〇板書においては、人物の変化を軸にして、変化する前と後の様子を比べることを大切にしました。行動と様子という分かりやすい読む視点を定めること、そして「変化する前」「変化させたもの」「変化した後」という3つの場面の構造で理解していきました。
板書のコツ(3/6時間目前半)
板書のコツ①
〇日付、題名を板書した後、「めあて」を次のように子供に示しました。「おじいさんの行動や様子がわかる言葉を見つけ、おじいさんの変化とそのきっかけを読む。」特に、「行動」「様子」が分かる言葉に着目することを説明しながら、板書をしました。
板書のコツ②
〇黒板を上下2段に分け、上段に行動、下段に様子を示し、物語の前半、つまり、おじいさんが変化する前として、「ところがたいへん。あんなに気をつけて歩いていたのに、おじいさんは、石につまずいて転んでしまいました。」の部分を音読し、出来事の始まりにして、「転んでしまいました。」を板書しました。この板書から始めることにより、「ふるえました」「泣きました」の言葉を見付けることができました。

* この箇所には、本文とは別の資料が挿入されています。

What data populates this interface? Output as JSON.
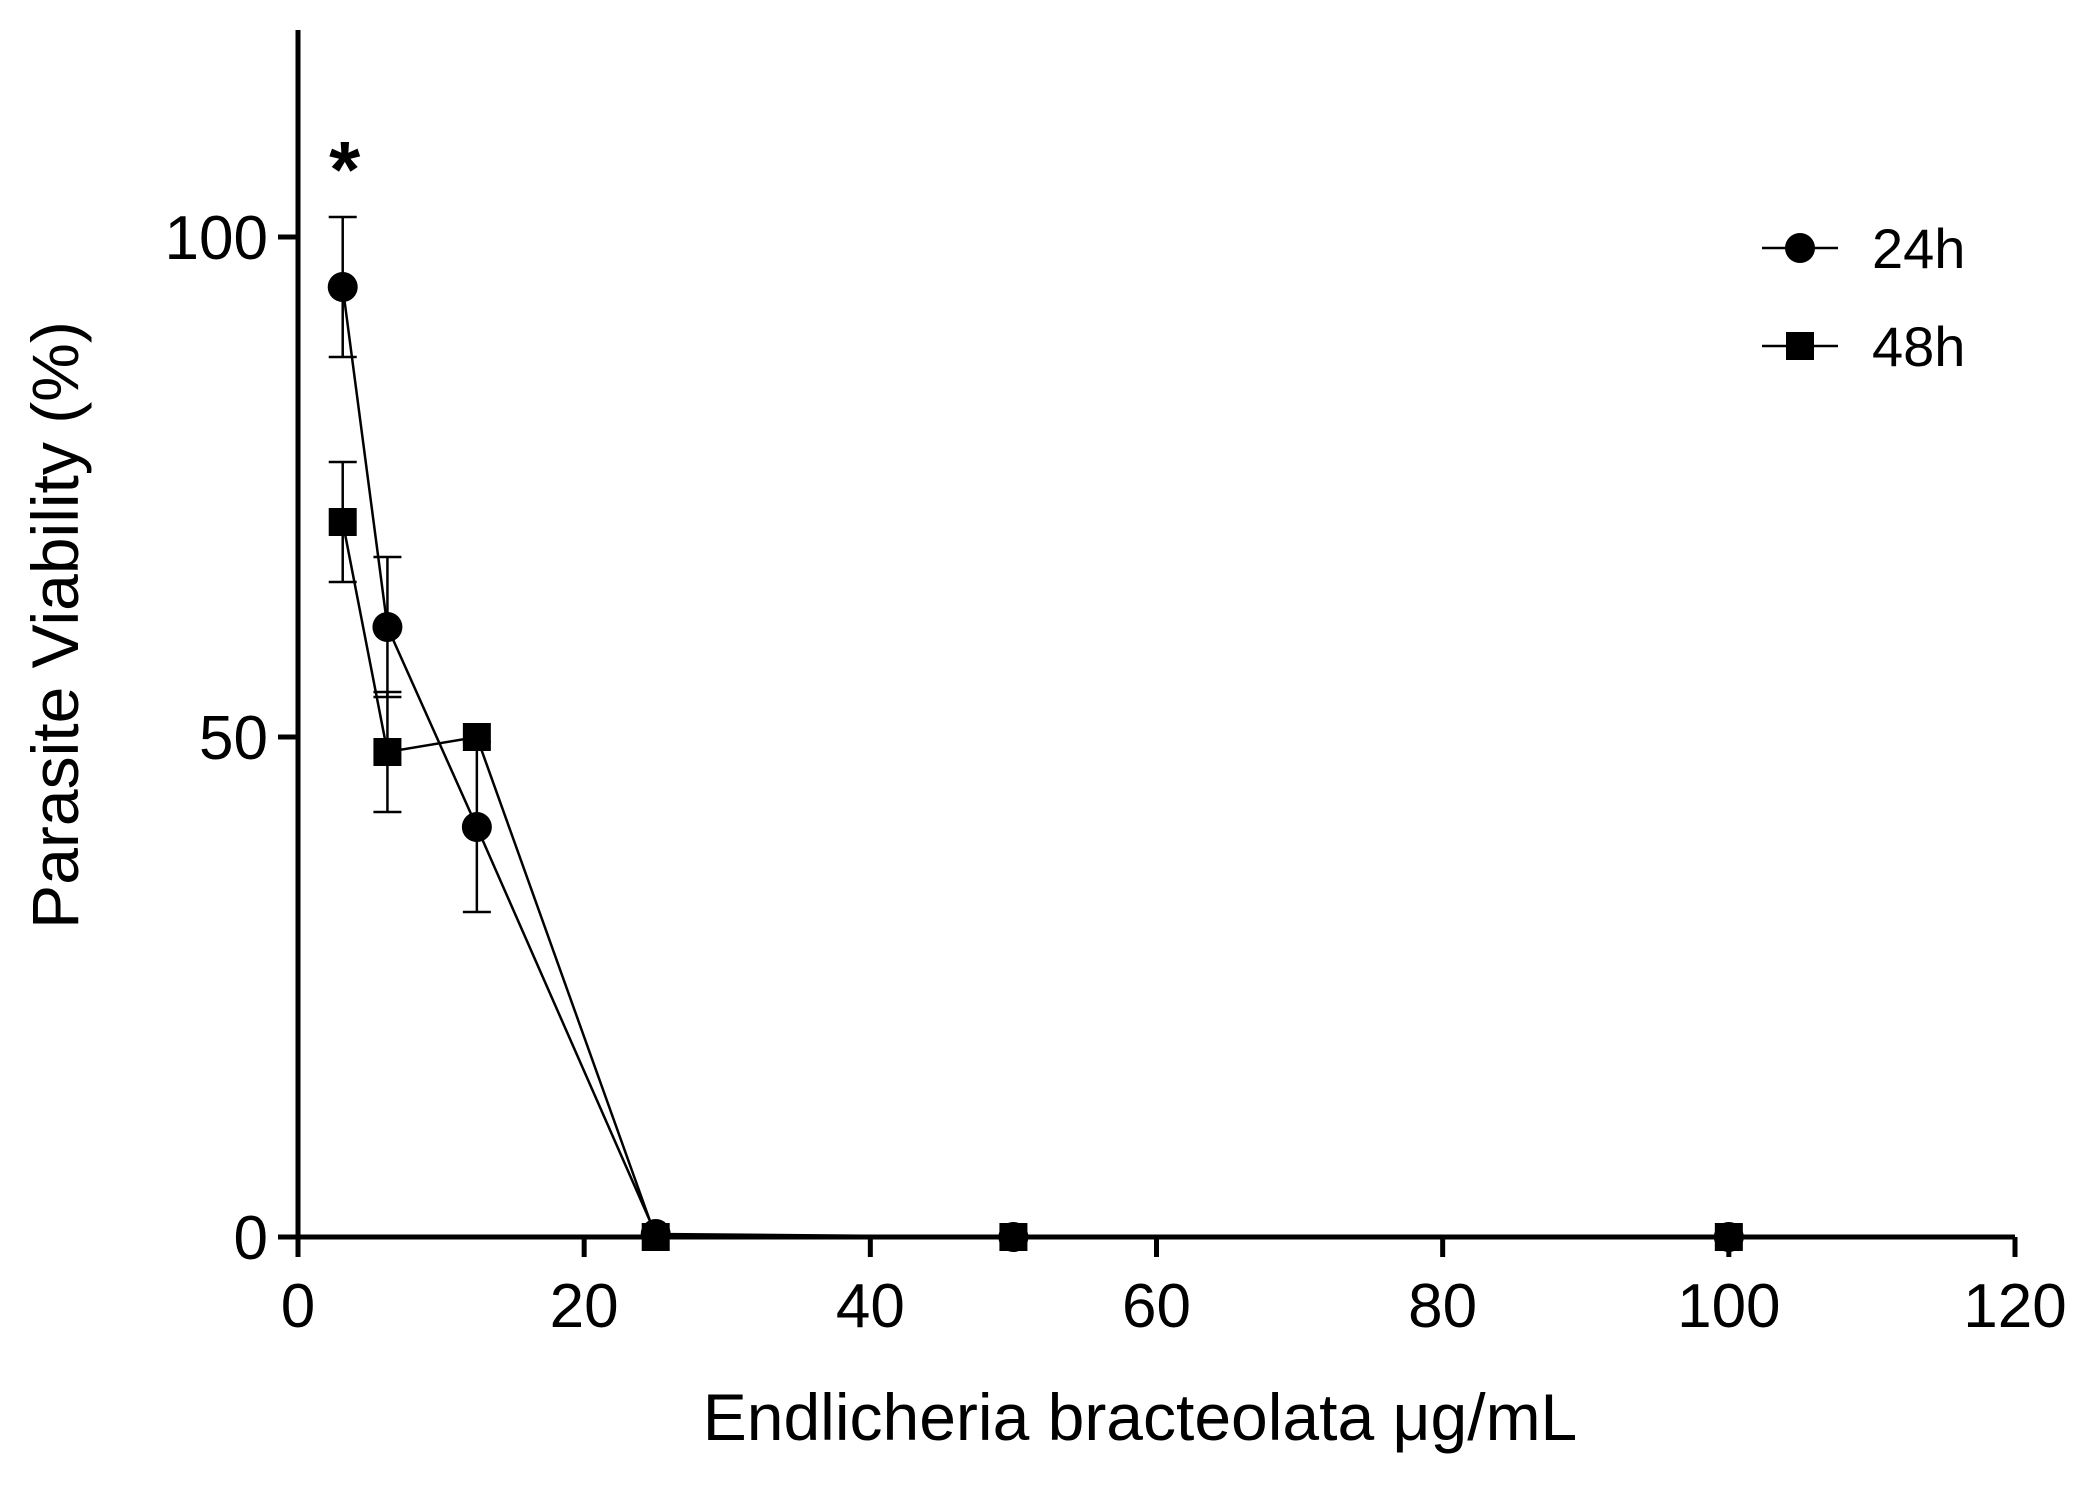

〇様子を表す言葉として、「真っ青になり」「がたがた」 をみんなで確認した後、「おいおい」と板書し、おじいさんのその時の様子を考えました。
板書のコツ③
〇学習場面をトルトリが来たところに移し、病気を治す方法ということを簡単にまとめ、「トルトリがみまいに来て、おじいさんの病気をなおす方法を言う。」と板書しました。
〇本時の学習が行動と様子であり、トルトリを含めておじいさんや登場人物の気持ちを考えることより、叙述を丁寧に読み取ることにしました。
〇トルトリの登場により、物語が大きく変化する場面では、おじいさんの行動や様子を表す語や文を見付けることはそれほど難しくないので、話し合って共通理解を図りました。板書に太矢印で書いたのは、変化を意識付けたいと考えたからです。
板書のコツ(3/6時間目後半)
板書のコツ①
〇変化を表す場面として、「ふとんからはね起きると、ひっくり返り転びました。」から始まる場面を取り上げました。「転がり落ちてしまいました。」「うれしくなったので」「けろけろけろっとした顔」など、変化する前と比べると想像を広げる言葉が多く出ていることに気付かせるよう板書を工夫しました。
板書のコツ②
〇授業の後半には、板書全体を読み返すという活動を展開しました。民話という教材の特性から、おじいさんの行動や様子が板書から理解できているかどうかの見直しをさせたいと考えたからです。
〇板書をもとに、グループでおじいさんの変化がよく分かる言葉を含めて、話し合いをさせたところ、
①場面分けをしっかりしたこと
②矢印で変化を見える化したこと
が印象に残ったようです。
この2つをもとにして、行動や様子を表す言葉を自分の力で確かめるように導きました。